Геннадий Сазонов

РУМИ — ВЕЛИКИЙ ОХОТНИК

1

— Пошли? Или стоять станем? — торопит каюр геолога Еремина.

Тропа углубилась, отсырела, запетляла между кочек, потом расползлась и растворилась в болоте. Неширокое, но длинное, оно напоминало на карте затаившуюся щуку. Каюр Яков остановил караван, повел головой налево — километра полтора, глянул через правое плечо — километра два, перед собой — двести метров гиблой трясины. Обернулся к геологу:

— Кругом гулять начнем? Или прямиком спробуем?

— Спробуем, — ответил Еремин.

Спешились, срубили жердинки и пошли.

Каюр впереди — полегче он, Еремин за ним. Качается зыбина, но держит, под ногами россыпи налитой прошлогодней клюквы. Свежая она, тугая, только что из-под снега.

Походили, покружили, вспугнули пару глухарей и наткнулись на тропочку, извилистую, но четкую. Вдоль тропочки веточки воткнуты, на кривулинках-березках — затески.

— Бахтияров, — сообщил каюр. — Скоро юрта.

Повели караван, ни одну лошадь не пришлось перевьючивать, ходко, на одном дыхания прошли болото.

— Это что, Яков? — спрашивает Еремин. — Не раз по дороге встречал.

— Знак Бахтиярова, — каюр тронул коня, почти вплотную подъехал к неохватной лиственнице. С той стороны ствола, что обращена к тропе, с лиственницы топором сорвана кора, а на затесе грубо вырублена лосиная нога, подлиннее метра, с утолщенной коленкой и расщепленным острым копытом. Над барельефом ноги высвечивает иероглиф в виде трезубца, где средний зубец пересечен диагональной чертой, чуть повыше копыта — три поперечных зарубки, а у коленки, на сгибе вырезаны еще две параллельных.

— Летом бил лося, по траве, с тремя собаками, видишь — три черточки. Вдвоем он был, — и Яков дотронулся плеткой до укороченных зарубок. Подъехал к кострищу, осмотрелся. — Три лета прошло, как они с Петькой Филимоновым зверя завалили. Ох и мастер же ты сохатого бить. Но-о тро-гай! — стеганул Яков коня.

Тропа круче на взгорок пошла, почва сделалась песчаной. Сосняк распахнулся речушкой, та светло и чисто открылась в рябинах и черемухе.

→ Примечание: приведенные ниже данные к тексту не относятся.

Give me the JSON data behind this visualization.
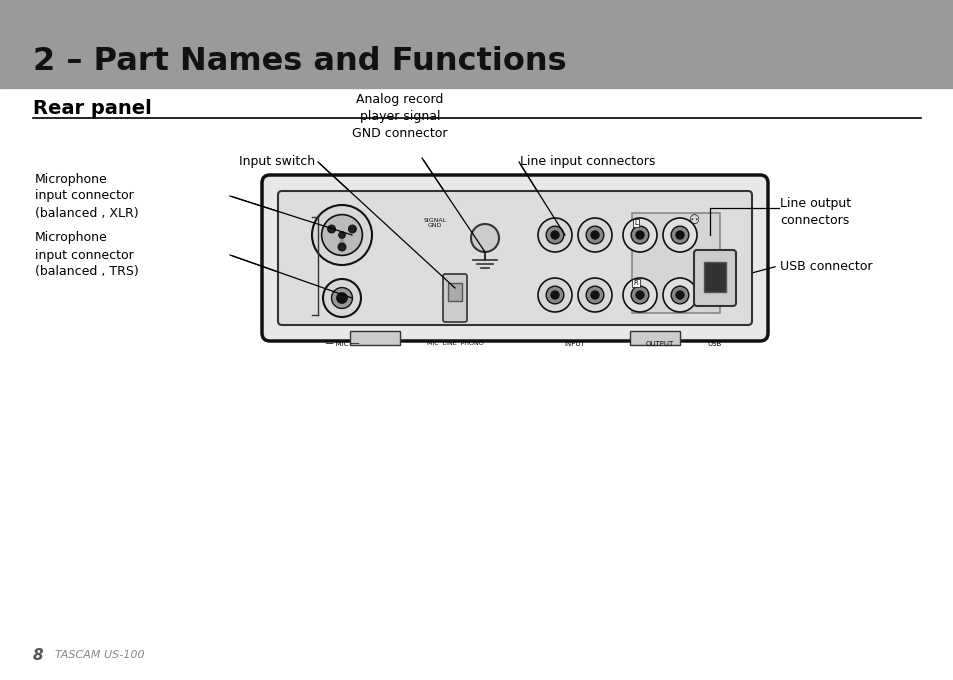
{
  "bg_color": "#ffffff",
  "header_bg": "#999999",
  "header_text": "2 – Part Names and Functions",
  "header_text_color": "#111111",
  "section_title": "Rear panel",
  "footer_page": "8",
  "footer_label": "TASCAM US-100",
  "labels": {
    "mic_xlr": "Microphone\ninput connector\n(balanced , XLR)",
    "mic_trs": "Microphone\ninput connector\n(balanced , TRS)",
    "input_switch": "Input switch",
    "analog_gnd": "Analog record\nplayer signal\nGND connector",
    "line_input": "Line input connectors",
    "line_output": "Line output\nconnectors",
    "usb": "USB connector"
  }
}
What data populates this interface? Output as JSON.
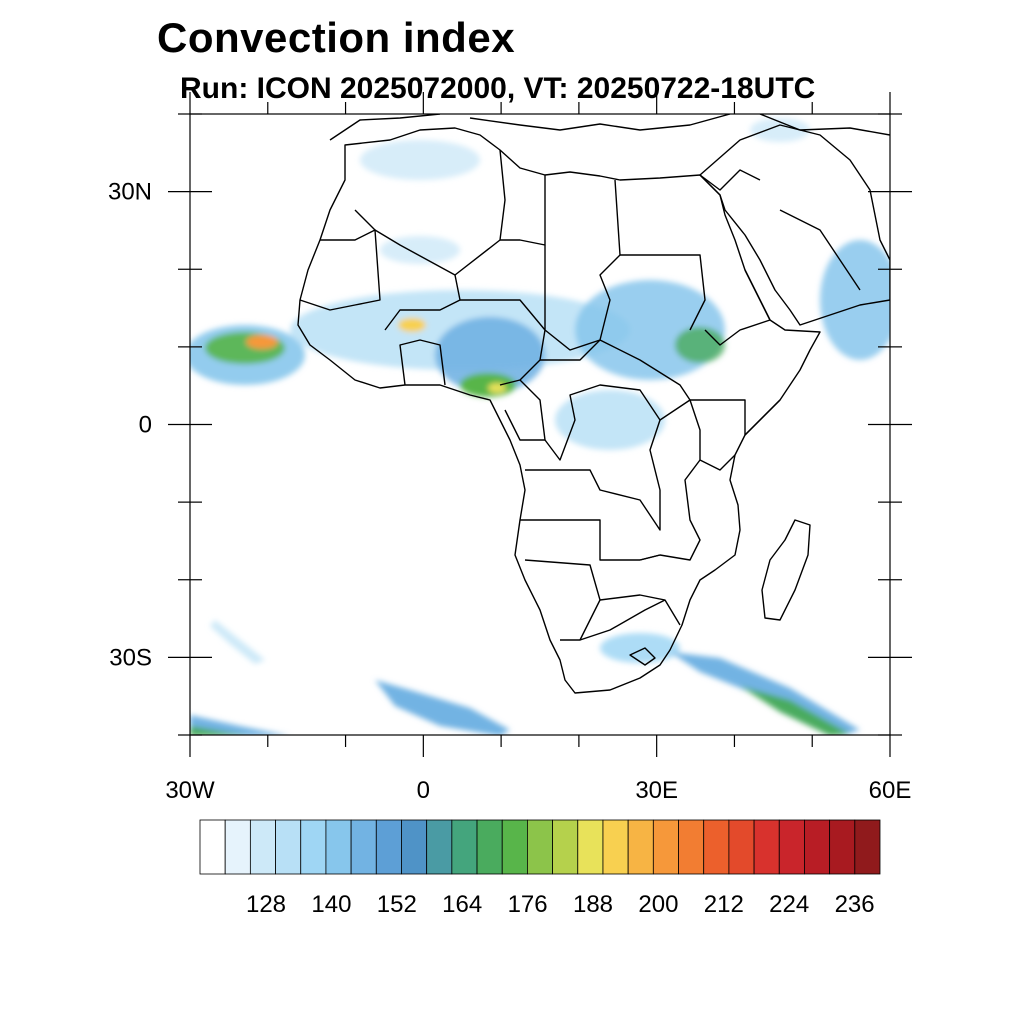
{
  "title": "Convection index",
  "subtitle": "Run: ICON 2025072000,  VT: 20250722-18UTC",
  "map": {
    "lon_range": [
      -30,
      60
    ],
    "lat_range": [
      -40,
      40
    ],
    "lat_labels": [
      {
        "lat": 30,
        "label": "30N"
      },
      {
        "lat": 0,
        "label": "0"
      },
      {
        "lat": -30,
        "label": "30S"
      }
    ],
    "lon_labels": [
      {
        "lon": -30,
        "label": "30W"
      },
      {
        "lon": 0,
        "label": "0"
      },
      {
        "lon": 30,
        "label": "30E"
      },
      {
        "lon": 60,
        "label": "60E"
      }
    ]
  },
  "colorbar": {
    "colors": [
      "#ffffff",
      "#e6f3fc",
      "#cde9f8",
      "#b8e0f6",
      "#9fd6f4",
      "#87c6ec",
      "#72b3e3",
      "#5d9fd6",
      "#4f93c7",
      "#4a9ba4",
      "#44a57d",
      "#4aab5e",
      "#58b54a",
      "#8cc44a",
      "#b5d14c",
      "#e8e25a",
      "#f8d050",
      "#f7b444",
      "#f6983a",
      "#f27d32",
      "#ec602c",
      "#e34a2b",
      "#d8322d",
      "#c9252b",
      "#b81d25",
      "#a81a20",
      "#901a1c"
    ],
    "labels": [
      "128",
      "140",
      "152",
      "164",
      "176",
      "188",
      "200",
      "212",
      "224",
      "236"
    ]
  }
}
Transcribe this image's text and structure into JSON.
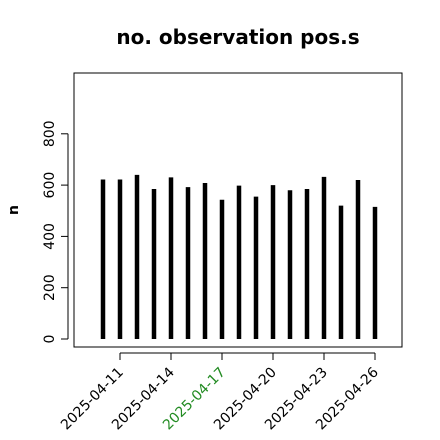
{
  "chart_data": {
    "type": "bar",
    "title": "no. observation pos.s",
    "ylabel": "n",
    "xlabel": "",
    "x": [
      "2025-04-10",
      "2025-04-11",
      "2025-04-12",
      "2025-04-13",
      "2025-04-14",
      "2025-04-15",
      "2025-04-16",
      "2025-04-17",
      "2025-04-18",
      "2025-04-19",
      "2025-04-20",
      "2025-04-21",
      "2025-04-22",
      "2025-04-23",
      "2025-04-24",
      "2025-04-25",
      "2025-04-26"
    ],
    "values": [
      622,
      622,
      640,
      585,
      630,
      592,
      608,
      543,
      598,
      555,
      600,
      580,
      585,
      632,
      520,
      620,
      515
    ],
    "ylim": [
      0,
      1000
    ],
    "yticks": [
      0,
      200,
      400,
      600,
      800
    ],
    "xtick_labels": [
      {
        "date": "2025-04-11",
        "label": "2025-04-11",
        "color": "#000000"
      },
      {
        "date": "2025-04-14",
        "label": "2025-04-14",
        "color": "#000000"
      },
      {
        "date": "2025-04-17",
        "label": "2025-04-17",
        "color": "#228B22"
      },
      {
        "date": "2025-04-20",
        "label": "2025-04-20",
        "color": "#000000"
      },
      {
        "date": "2025-04-23",
        "label": "2025-04-23",
        "color": "#000000"
      },
      {
        "date": "2025-04-26",
        "label": "2025-04-26",
        "color": "#000000"
      }
    ],
    "bar_color": "#000000",
    "grid": false
  }
}
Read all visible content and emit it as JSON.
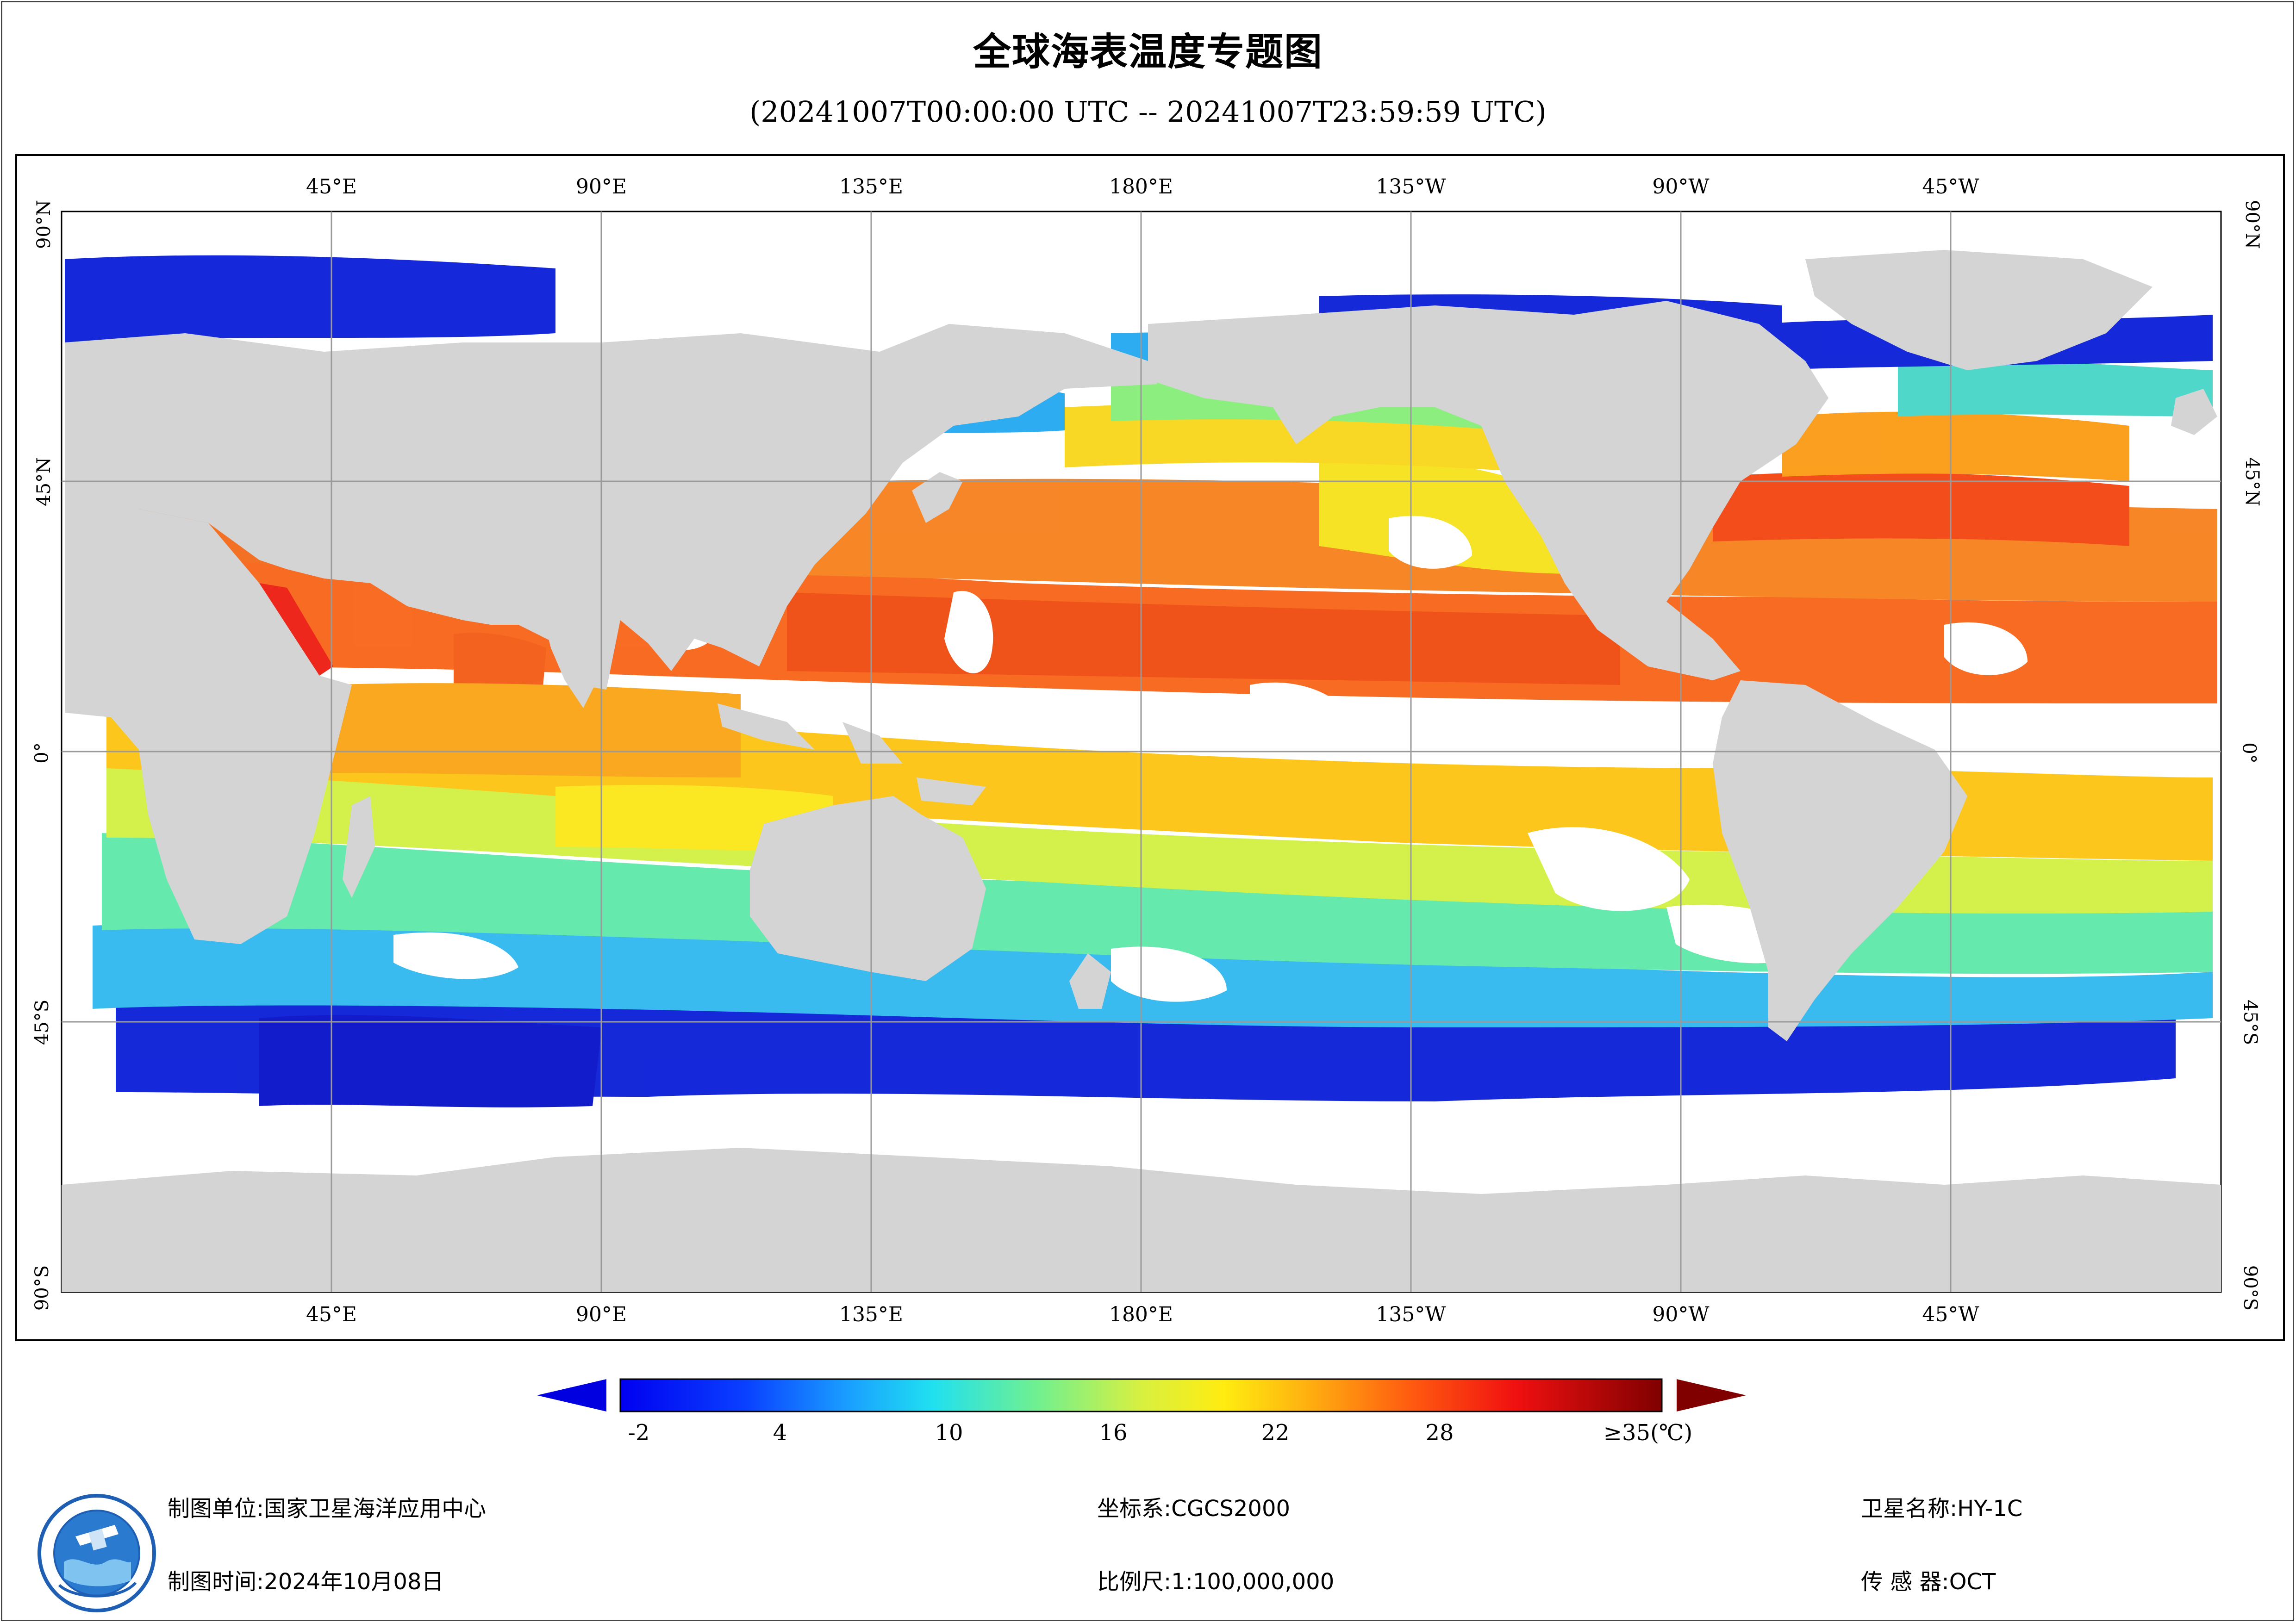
{
  "header": {
    "title": "全球海表温度专题图",
    "subtitle": "(20241007T00:00:00 UTC -- 20241007T23:59:59 UTC)"
  },
  "map": {
    "lon_labels": [
      "45°E",
      "90°E",
      "135°E",
      "180°E",
      "135°W",
      "90°W",
      "45°W"
    ],
    "lat_labels": [
      "90°N",
      "45°N",
      "0°",
      "45°S",
      "90°S"
    ],
    "colors": {
      "land": "#d4d4d4",
      "no_data": "#ffffff",
      "grid": "#9a9a9a"
    }
  },
  "legend": {
    "ticks": [
      "-2",
      "4",
      "10",
      "16",
      "22",
      "28",
      "≥35(℃)"
    ],
    "colors": {
      "below_min": "#0000e0",
      "above_max": "#800000"
    }
  },
  "footer": {
    "producer": "制图单位:国家卫星海洋应用中心",
    "produced_time": "制图时间:2024年10月08日",
    "crs": "坐标系:CGCS2000",
    "scale": "比例尺:1:100,000,000",
    "satellite": "卫星名称:HY-1C",
    "sensor": "传 感 器:OCT"
  }
}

— Гляди, — показал каюр. — Изба. Ой, хорошее, больно хорошее место Бахтиярову досталось! Лосиное место. И соболь богатый. А кому досталось? — и покачал головой.

— Как досталось? — не понял Еремин и тоже огляделся. Около избы высились свирепые безглазые идолы, почерневшие от непогоды, грубо высеченные топором, У одного расколота голова.

— Так и достается — дед его, отец, а теперь и сам угодьем владеет. По наследству, у нас, сосьвинских манси, закон такой. Отцы только брали, чтобы внукам-правнукам оставалось.

Дверь в избушку приперта палкой. В окошко мутно просачивается свет, в углах мыши-пищухи натаскали травы, на стенах — ржавые капканы, а на столе, в опрокинутом ведре, окаменела горелая гречка. В углу груда соли-лизунца, нары покрыты разноцветьем лоскутного одеяла, и плоско оно, охолодало, давно не согретое человеческим теплом.

— Лета три, наверное, не был. Жених! — Яков плюнул на пол. — Болтун! Такое место покинул, а?

Яков обошел идолов, подправил туловища-стволы.

— Видать, сердитый был, — понизил голос Яков, приподнимая с земли чурбан. — Их-ойаю! Как шибко ударил!..

— Веришь, что ли? — кивнул Еремин на идолов.

— Веришь — не веришь, — проворчал Яков, отворачиваясь и оглаживая голову невысокого истукана. — Не веришь, а надо… Для веры сила нужна, а ее нету.

Ночевали у костра, из избушки выгнал спертый, перекисший воздух. Укладываясь спать, Яков, подминая под собой пихтовый лапник, посоветовал:

— Слышь, Ляксей Иванович, возьми ты Бахтиярова каюром. Охотник он великий. Ой, большой охотник! Только лет пять назад спортили, кто-то глаз на него черный положил. Зашаманил его кто-то, совсем худо добывает. По всем поселкам бегает, бабу ищет, тьфу ты, болтун! Будто пустой стал.

— Да где же здесь поселки? — лениво спрашивает разомлевший в спальнике Еремин.

— Как где? А Манья, а Толья, а Няксимволь, а Ивдель тебе?..

— Так они за двести-триста верст…

— А ему чего — ружье за спину, на коня или в лодку — пошел! Бабы у него нет, — посочувствовал Яков, — бабы нет, а без бабы ему печаль.

— Женился бы, — уже сквозь сон бормочет Еремин. — У вас же и вдовых полно, а девок за русских не выдаете…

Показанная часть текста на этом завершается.